O Papel do Irã no Oriente Médio
Desde a Revolução Islâmica em 1979, o Irã se posicionou como um poder rival aos Estados Unidos no Oriente Médio, impulsionado por um forte fanatismo religioso. O conflito entre os dois países, embora nunca direto, tem sido travado por meio de grupos proxy. O Irã tem apoiado e financiado diversas organizações consideradas violentas e terroristas na região, como os Houthis no Iêmen, grupos xiitas no Iraque, o Hezbollah e o Hamas.
Interesses Geopolíticos e Econômicos
A ambição iraniana de se tornar a principal potência regional o coloca em rota de colisão com países como a Arábia Saudita, aliada dos EUA. A disputa pelo controle da região está intrinsecamente ligada ao controle do petróleo iraniano e à pressão sobre os recursos energéticos da China. Essa dinâmica sugere uma complexa teia de interesses econômicos e estratégicos que moldam a geopolítica atual.

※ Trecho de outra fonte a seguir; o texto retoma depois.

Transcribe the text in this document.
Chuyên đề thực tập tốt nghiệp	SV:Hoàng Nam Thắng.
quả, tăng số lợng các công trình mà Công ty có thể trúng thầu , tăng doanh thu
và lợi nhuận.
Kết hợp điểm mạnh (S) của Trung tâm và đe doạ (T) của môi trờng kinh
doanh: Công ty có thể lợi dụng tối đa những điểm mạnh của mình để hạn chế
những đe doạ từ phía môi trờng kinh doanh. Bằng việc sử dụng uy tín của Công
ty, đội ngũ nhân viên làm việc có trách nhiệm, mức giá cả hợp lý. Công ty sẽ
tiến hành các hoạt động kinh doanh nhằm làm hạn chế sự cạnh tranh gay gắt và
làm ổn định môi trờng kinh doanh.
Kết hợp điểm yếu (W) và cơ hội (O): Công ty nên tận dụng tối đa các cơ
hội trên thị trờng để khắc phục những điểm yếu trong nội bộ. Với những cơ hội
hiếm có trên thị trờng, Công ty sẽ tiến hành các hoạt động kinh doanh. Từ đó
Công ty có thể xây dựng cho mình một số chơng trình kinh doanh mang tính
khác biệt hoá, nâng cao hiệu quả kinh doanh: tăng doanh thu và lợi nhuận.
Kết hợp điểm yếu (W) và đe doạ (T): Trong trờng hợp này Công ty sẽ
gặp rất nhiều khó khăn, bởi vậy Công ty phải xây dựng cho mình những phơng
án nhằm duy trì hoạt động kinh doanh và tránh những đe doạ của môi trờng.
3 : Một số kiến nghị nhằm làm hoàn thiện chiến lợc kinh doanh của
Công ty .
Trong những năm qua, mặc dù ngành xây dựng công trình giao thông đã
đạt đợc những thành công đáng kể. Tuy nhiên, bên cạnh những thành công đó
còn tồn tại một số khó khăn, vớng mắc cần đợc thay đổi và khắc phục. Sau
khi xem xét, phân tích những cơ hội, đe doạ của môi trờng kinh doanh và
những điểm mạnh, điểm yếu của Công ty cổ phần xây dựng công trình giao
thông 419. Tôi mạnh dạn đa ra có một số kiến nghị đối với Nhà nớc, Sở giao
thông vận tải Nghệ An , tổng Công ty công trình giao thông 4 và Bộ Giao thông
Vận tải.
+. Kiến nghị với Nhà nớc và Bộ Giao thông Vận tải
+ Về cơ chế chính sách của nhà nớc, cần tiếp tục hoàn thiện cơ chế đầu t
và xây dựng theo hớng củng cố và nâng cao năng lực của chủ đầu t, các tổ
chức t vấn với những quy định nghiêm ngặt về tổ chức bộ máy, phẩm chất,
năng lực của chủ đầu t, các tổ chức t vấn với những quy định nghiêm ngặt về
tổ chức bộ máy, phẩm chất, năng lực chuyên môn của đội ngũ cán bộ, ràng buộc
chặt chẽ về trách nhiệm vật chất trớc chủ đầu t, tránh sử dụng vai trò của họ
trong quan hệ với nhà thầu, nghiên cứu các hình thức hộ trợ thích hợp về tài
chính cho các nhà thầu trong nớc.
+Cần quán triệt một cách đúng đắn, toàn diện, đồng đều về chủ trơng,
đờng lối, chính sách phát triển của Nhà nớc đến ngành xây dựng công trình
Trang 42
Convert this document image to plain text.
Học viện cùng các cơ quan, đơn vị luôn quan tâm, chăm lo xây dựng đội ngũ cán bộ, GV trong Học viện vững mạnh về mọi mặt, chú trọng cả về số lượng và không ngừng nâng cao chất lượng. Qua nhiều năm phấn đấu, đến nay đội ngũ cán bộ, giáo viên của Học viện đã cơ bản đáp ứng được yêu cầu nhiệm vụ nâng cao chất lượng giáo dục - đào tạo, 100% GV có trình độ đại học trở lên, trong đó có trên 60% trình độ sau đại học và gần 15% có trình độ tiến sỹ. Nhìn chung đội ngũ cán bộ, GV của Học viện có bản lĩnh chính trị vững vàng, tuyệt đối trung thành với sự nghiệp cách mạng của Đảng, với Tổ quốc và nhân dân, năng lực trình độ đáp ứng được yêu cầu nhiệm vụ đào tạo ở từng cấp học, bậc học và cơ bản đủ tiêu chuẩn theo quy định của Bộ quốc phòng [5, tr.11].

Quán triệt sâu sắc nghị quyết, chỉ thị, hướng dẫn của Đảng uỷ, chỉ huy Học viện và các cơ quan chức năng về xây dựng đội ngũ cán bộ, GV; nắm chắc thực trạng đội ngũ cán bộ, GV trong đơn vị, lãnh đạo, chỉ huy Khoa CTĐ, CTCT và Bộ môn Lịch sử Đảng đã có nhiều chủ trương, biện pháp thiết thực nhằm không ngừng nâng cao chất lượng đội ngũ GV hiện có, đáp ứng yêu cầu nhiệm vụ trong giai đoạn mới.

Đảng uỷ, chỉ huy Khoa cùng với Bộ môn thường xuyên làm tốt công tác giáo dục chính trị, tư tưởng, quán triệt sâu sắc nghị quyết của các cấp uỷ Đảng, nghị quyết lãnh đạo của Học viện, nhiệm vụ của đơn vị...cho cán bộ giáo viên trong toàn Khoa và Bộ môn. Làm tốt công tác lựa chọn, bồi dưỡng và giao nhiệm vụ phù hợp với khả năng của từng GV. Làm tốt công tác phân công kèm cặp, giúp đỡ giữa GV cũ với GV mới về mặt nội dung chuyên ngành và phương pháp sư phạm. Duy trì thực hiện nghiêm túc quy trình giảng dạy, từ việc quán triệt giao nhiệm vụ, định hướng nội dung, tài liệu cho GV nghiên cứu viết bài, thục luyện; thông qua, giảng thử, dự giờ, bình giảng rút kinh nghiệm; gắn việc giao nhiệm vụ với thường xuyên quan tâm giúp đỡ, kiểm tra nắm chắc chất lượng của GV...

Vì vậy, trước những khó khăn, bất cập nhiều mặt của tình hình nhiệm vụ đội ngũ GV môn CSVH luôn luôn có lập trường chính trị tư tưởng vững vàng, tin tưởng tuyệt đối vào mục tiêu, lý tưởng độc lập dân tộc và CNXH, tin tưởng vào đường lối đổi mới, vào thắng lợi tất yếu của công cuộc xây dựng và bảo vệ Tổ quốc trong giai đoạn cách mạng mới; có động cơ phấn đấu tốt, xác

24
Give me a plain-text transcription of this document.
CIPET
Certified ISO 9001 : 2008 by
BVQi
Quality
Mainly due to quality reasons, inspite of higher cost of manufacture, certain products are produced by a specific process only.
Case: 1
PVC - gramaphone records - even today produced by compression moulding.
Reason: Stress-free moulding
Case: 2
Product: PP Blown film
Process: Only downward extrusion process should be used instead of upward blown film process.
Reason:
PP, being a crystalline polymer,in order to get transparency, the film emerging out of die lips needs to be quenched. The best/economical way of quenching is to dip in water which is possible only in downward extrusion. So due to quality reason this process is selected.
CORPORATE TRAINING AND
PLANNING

Análise da Geopolítica Regional
A análise da geopolítica das cadeias de abastecimento, onde a infraestrutura econômica é utilizada como instrumento de poder, é fundamental para entender as ações do Irã. A ascensão do país como um potencial “proxy” da China na região adiciona outra camada de complexidade, remetendo a dinâmicas históricas de confronto e rivalidade.